Dan stood, numb, and backed away, watching as Grace tried to sooth the frantic Felix, who clawed at her shoulders, pushing himself up until he could see Dan again.
“Follow, Daniel! Follow! It’s time for me to wake up now. Wake up, Felix! Wake up!”
The sound of Felix’s screaming echoed in his head, following him out into the corridor. A male nurse guided him back out to the main hall and Dan slumped along behind him, carefully palming the note Felix had slipped him. He flicked it into the kangaroo pocket
of his hoodie just as they reached the lobby. Mrs. Sheridan stood up from a low, worn couch. Dan didn’t say a word, but the corner of her lips began to tremble.

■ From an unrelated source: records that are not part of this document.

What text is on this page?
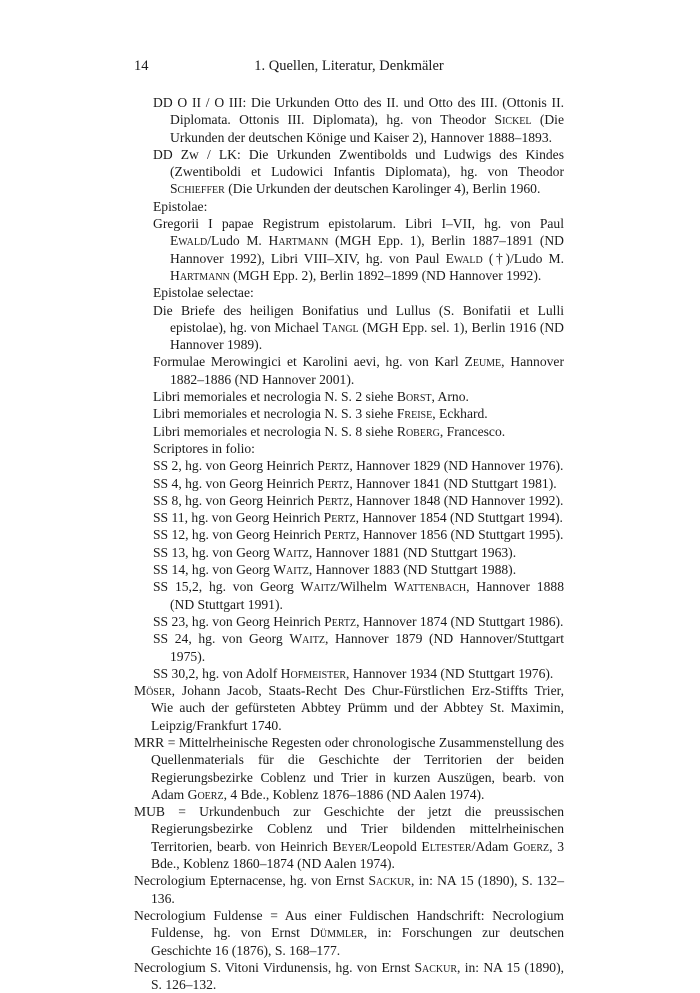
14	1. Quellen, Literatur, Denkmäler

DD O II / O III: Die Urkunden Otto des II. und Otto des III. (Ottonis II. Diplomata. Ottonis III. Diplomata), hg. von Theodor Sickel (Die Urkunden der deutschen Könige und Kaiser 2), Hannover 1888–1893.

DD Zw / LK: Die Urkunden Zwentibolds und Ludwigs des Kindes (Zwentiboldi et Ludowici Infantis Diplomata), hg. von Theodor Schieffer (Die Urkunden der deutschen Karolinger 4), Berlin 1960.

Epistolae:

Gregorii I papae Registrum epistolarum. Libri I–VII, hg. von Paul Ewald/Ludo M. Hartmann (MGH Epp. 1), Berlin 1887–1891 (ND Hannover 1992), Libri VIII–XIV, hg. von Paul Ewald (†)/Ludo M. Hartmann (MGH Epp. 2), Berlin 1892–1899 (ND Hannover 1992).

Epistolae selectae:

Die Briefe des heiligen Bonifatius und Lullus (S. Bonifatii et Lulli epistolae), hg. von Michael Tangl (MGH Epp. sel. 1), Berlin 1916 (ND Hannover 1989).

Formulae Merowingici et Karolini aevi, hg. von Karl Zeume, Hannover 1882–1886 (ND Hannover 2001).

Libri memoriales et necrologia N. S. 2 siehe Borst, Arno.

Libri memoriales et necrologia N. S. 3 siehe Freise, Eckhard.

Libri memoriales et necrologia N. S. 8 siehe Roberg, Francesco.

Scriptores in folio:

SS 2, hg. von Georg Heinrich Pertz, Hannover 1829 (ND Hannover 1976).

SS 4, hg. von Georg Heinrich Pertz, Hannover 1841 (ND Stuttgart 1981).

SS 8, hg. von Georg Heinrich Pertz, Hannover 1848 (ND Hannover 1992).

SS 11, hg. von Georg Heinrich Pertz, Hannover 1854 (ND Stuttgart 1994).

SS 12, hg. von Georg Heinrich Pertz, Hannover 1856 (ND Stuttgart 1995).

SS 13, hg. von Georg Waitz, Hannover 1881 (ND Stuttgart 1963).

SS 14, hg. von Georg Waitz, Hannover 1883 (ND Stuttgart 1988).

SS 15,2, hg. von Georg Waitz/Wilhelm Wattenbach, Hannover 1888 (ND Stuttgart 1991).

SS 23, hg. von Georg Heinrich Pertz, Hannover 1874 (ND Stuttgart 1986).

SS 24, hg. von Georg Waitz, Hannover 1879 (ND Hannover/Stuttgart 1975).

SS 30,2, hg. von Adolf Hofmeister, Hannover 1934 (ND Stuttgart 1976).

Möser, Johann Jacob, Staats-Recht Des Chur-Fürstlichen Erz-Stiffts Trier, Wie auch der gefürsteten Abbtey Prümm und der Abbtey St. Maximin, Leipzig/Frankfurt 1740.

MRR = Mittelrheinische Regesten oder chronologische Zusammenstellung des Quellenmaterials für die Geschichte der Territorien der beiden Regierungsbezirke Coblenz und Trier in kurzen Auszügen, bearb. von Adam Goerz, 4 Bde., Koblenz 1876–1886 (ND Aalen 1974).

MUB = Urkundenbuch zur Geschichte der jetzt die preussischen Regierungsbezirke Coblenz und Trier bildenden mittelrheinischen Territorien, bearb. von Heinrich Beyer/Leopold Eltester/Adam Goerz, 3 Bde., Koblenz 1860–1874 (ND Aalen 1974).

Necrologium Epternacense, hg. von Ernst Sackur, in: NA 15 (1890), S. 132–136.

Necrologium Fuldense = Aus einer Fuldischen Handschrift: Necrologium Fuldense, hg. von Ernst Dümmler, in: Forschungen zur deutschen Geschichte 16 (1876), S. 168–177.

Necrologium S. Vitoni Virdunensis, hg. von Ernst Sackur, in: NA 15 (1890), S. 126–132.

“Do you think it helped?” she asked softly.
“I don’t know, maybe,” Dan said. His cheeks burned with the lie. “No, I don’t think it did. I’m sorry.”
Mrs. Sheridan nodded, placing a shaking hand on his shoulder. “Thank you for trying.” Without another word, she turned and led him to the security gate. Dan picked up his bag of personal items, lost in a haze.
Nurse Grace appeared just as they reached the doors to the outside. She pulled Mrs. Sheridan aside, speaking to her in hushed tones. That was Dan’s chance to sneak a look at the card Felix had given him.
He turned to face the wall, his nerves buzzing with excitement and fear as he reached into his pocket and drew out the note.
No, not a note—a photo on heavy card stock. Black-and-white faces stared at him, vacant—two little boys in front of a striped circus tent. He was sure of it now: Abby’s and Jordan’s photos were connected. The photo in his hands was the missing link.
“What the hell is this?” Dan mumbled.
He flipped the card over to find rows of numbers scribbled hastily on the back. Felix’s voice echoed in his head.
Follow them, Daniel. You’ll see. You’ll see!
“Follow what?” he said aloud. “And to where?”
Under the numbers he found a single word: not. He imagined this photo in a line between Jordan’s and Abby’s, and he realized the message was only now complete. Felix must have sent them those pictures, then. Or maybe he had some help.
The hairs at the back of Dan’s neck stood up as he pieced together the sentence.
You’re not finished.
Dan peered at his friends as, in two pixelated windows, they blinked into their webcams, momentarily mute. Abby pushed a piece of black hair behind her ear, flashing a thin wrist blotched with ink and paint stains.